Parliament may have to start 'from scratch' in holding Mkhwebane accountable, says DA in court papers

Public protector Busisiwe Mkhwebane. File photo.
Public protector Busisiwe Mkhwebane. File photo.
Image: Esa Alexander/Sunday Times

If allowed to stand, the recent high court judgment on parliament’s impeachment rules would force it to start “from scratch” in holding public protector Busisiwe Mkhwebane accountable, the DA said in court papers.

The party, which brought the impeachment motion against Mkhwebane in parliament, on Thursday filed its application to the Constitutional Court to appeal against the Western Cape High Court’s judgment that found parliament’s impeachment rules for the heads of chapter nine institutions unconstitutional.

A day earlier, the speaker applied to appeal and acting speaker Lechesa Tsenoli said he would recommend that the process for Mkhwebane be suspended in the meantime. Both have approached the highest court urgently, with the DA saying that, for as long as it takes the appeal to be determined, the National Assembly is “precluded from its constitutionally entrenched function”.

“This is obviously a very serious concern and the appeals consequently need to be resolved expeditiously,” said the DA’s attorney Elzanne Jonker in an affidavit to the Constitutional Court.

The high court judgment invalidated steps that had already been taken in the process for Mkhwebane’s impeachment – in particular the preliminary assessment by an independent panel chaired by retired Constitutional Court justice Bess Nkabinde. The panel found that Mkhwebane had a case to answer for misconduct and incompetence.

When Mkhwebane challenged the constitutionality of the rules, she did so on 12 separate grounds. The majority of these were dismissed, but two were upheld. One was about the constitutionality of the prohibition on lawyers participating in the proceedings before a parliamentary impeachment committee. Jonker said the DA was not appealing against the high court’s finding on this score.

The other was that the high court agreed it was unconstitutional – a breach of the separation of powers, it said – that a judge could be part of the independent panel that made a preliminary assessment of whether there were prima facie grounds for impeachment.

Jonker said the high court was wrong in how it interpreted the law on the separation of powers and the independence of the judiciary, with SA’s separation of powers doctrine having at its core the purpose of “ensuring accountability, responsiveness and openness”.

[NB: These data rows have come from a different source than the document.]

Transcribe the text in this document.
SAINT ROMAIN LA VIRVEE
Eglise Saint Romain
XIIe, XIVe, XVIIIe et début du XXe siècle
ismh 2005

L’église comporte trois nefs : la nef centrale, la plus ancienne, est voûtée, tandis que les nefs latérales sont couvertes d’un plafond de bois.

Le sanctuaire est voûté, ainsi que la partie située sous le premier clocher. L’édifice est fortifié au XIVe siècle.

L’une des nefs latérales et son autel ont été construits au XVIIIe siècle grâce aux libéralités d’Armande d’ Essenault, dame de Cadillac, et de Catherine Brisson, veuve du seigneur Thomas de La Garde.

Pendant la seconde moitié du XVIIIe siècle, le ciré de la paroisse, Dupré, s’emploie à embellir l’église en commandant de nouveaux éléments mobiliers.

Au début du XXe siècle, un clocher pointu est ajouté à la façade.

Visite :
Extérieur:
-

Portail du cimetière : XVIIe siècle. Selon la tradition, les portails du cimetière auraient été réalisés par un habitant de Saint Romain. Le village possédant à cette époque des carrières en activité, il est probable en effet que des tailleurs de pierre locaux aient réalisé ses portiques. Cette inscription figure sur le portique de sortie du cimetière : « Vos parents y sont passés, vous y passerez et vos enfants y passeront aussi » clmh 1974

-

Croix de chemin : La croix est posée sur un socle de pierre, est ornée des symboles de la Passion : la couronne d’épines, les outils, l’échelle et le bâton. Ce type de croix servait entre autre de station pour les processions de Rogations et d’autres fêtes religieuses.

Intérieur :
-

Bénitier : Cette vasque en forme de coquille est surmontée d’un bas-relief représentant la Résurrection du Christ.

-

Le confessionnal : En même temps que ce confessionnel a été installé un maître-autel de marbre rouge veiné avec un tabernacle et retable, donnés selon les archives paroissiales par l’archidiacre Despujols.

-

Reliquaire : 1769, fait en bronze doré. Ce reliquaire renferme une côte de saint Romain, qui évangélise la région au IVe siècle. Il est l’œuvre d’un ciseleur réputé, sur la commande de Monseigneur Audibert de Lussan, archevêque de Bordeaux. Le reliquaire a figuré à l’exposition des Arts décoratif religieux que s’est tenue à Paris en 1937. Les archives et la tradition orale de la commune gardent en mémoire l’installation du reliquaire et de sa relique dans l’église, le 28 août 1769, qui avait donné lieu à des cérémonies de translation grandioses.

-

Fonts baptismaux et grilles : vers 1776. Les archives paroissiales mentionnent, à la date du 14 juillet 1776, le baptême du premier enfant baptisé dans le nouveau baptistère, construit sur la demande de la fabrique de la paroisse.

It is a matter of the utmost public importance that the suitability of a public protector who has been repeatedly rebuked by our courts is swiftly and finally resolved.
Elzanne Jonker, attorney for DA 

“Checks and balances do not exist for their own sake. The separation of powers in South Africa is uniquely designed to promote the principle of effective and accountable governance, and not simply as a theoretical divide with no instrumental value,” Jonker said. 

Judges were ideally placed to do what is required of the independent panel under the impeachment rules and would enhance the impartiality and effectiveness of its work, she said.

That the choice of the judge must be agreed to by the chief justice was a further safeguard. “If the chief justice, as head of the judiciary, has any reservations about the propriety of appointing a particular judge to an independent panel ... he or she can and should simply refrain from agreeing to that appointment,” said Jonker.

The DA has asked the ConCourt, if it agrees with the high court, to make its order forward looking only – so that parliament does not have to begin afresh in Mkhwebane’s case.

Jonker said there was no suggestion that the appointment of Nkabinde was party-political or that her integrity or that of the judiciary was impugned.

“On the other hand, the interests of society favour moving forward ... It is a matter of the utmost public importance that the suitability of a public protector who has been repeatedly rebuked by our courts is swiftly and finally resolved.”